Anche le nostre stesse vite dipendono dall’incontro di due individui in un certo momento… A volte è la piccola storia, a volte la Storia, che influenza anche le nostre nascite… Il tempo passato negli anni del fumetto, come ha cambiato il tuo lavoro, e ti ha cambiato intimamente?

Sì, un tempo uscivo, facevo cose, vedevo gente. Ora vivo rintanato nel mio loculo e lascio che siano le mie due figlie a godersi la grande città mentre io la subisco.

Il bene e il male. Hai sempre dato loro un’ambiguità, una scelta non dogmatica. In questo finale lo enunci chiaramente e capovolge persino le situazioni e idee pregresse del lettore. Era lo scopo finale che già ti prefiggevi? È questo il nucleo del racconto intero?

Il nucleo del racconto è l’inganno che l’uomo moderno continua ad autoinfliggersi: la convinzione di essere al centro del mondo, il fulcro attorno a cui ruota tutto, il figlio prediletto del dio di turno, il soggetto principe che dispone di un mondo da assoggettare.

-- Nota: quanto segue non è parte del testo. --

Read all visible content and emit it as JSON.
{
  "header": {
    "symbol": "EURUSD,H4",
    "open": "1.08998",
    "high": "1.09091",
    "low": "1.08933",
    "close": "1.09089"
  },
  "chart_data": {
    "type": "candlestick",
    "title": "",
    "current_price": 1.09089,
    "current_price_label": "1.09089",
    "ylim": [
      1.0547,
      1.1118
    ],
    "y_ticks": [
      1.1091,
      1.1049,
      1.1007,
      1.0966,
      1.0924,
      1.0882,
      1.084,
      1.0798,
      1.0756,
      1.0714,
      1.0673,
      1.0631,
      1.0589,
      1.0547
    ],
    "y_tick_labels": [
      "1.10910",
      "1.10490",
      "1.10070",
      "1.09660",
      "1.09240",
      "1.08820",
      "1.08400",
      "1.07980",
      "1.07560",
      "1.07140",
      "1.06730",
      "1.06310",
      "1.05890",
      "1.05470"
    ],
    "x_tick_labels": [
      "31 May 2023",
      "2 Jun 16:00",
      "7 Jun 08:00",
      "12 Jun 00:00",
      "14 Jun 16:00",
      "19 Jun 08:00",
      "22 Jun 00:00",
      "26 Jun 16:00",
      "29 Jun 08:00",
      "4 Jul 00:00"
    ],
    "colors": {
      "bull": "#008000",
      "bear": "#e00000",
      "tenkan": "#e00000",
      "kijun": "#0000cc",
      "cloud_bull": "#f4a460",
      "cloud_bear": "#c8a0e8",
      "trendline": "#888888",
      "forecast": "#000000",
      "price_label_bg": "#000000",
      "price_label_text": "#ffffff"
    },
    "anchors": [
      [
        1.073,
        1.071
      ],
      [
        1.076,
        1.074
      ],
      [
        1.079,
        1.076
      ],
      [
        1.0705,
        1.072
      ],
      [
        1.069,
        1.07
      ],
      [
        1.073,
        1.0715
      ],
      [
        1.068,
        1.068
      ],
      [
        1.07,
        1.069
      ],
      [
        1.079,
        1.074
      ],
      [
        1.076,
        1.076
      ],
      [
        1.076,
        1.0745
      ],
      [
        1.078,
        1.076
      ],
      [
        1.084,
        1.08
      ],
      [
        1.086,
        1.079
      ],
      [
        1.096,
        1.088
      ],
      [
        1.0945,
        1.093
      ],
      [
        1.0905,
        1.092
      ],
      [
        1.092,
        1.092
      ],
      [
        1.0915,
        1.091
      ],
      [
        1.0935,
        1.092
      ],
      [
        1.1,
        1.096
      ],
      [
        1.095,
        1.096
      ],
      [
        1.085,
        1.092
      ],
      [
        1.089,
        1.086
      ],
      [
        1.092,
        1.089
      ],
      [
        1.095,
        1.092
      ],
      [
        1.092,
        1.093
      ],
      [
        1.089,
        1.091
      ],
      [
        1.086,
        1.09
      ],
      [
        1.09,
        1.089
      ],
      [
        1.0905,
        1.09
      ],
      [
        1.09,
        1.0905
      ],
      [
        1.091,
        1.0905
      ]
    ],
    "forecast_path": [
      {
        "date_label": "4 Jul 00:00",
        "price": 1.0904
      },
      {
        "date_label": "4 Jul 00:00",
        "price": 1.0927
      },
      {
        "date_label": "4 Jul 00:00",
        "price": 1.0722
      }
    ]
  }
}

Questo è diverso dal concetto del mondo come organismo vivente, in cui l’uomo è visto come un virus pernicioso. Nel mio racconto l’uomo fa parte di un complesso unicum fisico e spirituale, di cui ha perso ogni consapevolezza e in cui è richiamato a rientrare.

dragonero

La storia termina, ma sotto sotto hai annunciato anche dei possibili spin-off, che ci spiegheranno quello che è successo ad alcuni personaggi e derivazioni ucroniche… che cosa dobbiamo aspettarci? Storie annuali? Volumi da libreria? Sempre con Bonelli?

Questo dipende solo dalla Bonelli. Io di idee ne ho gonfi cassetti.

Oltre a un episodio tutto firmato da te di Dragorero, quale sarà la tua prossima storia che leggeremo come autore completo?

Una sfrenata e, spero, divertente storiella di Groucho, che fa parte di un progetto ancora top secret per la direzione di Roberto Recchioni e che verrà presentata alla prossima Lucca Comics.

*Questo articolo è originariamente apparso su Scuola di Fumetto n. 107, ora in edicola.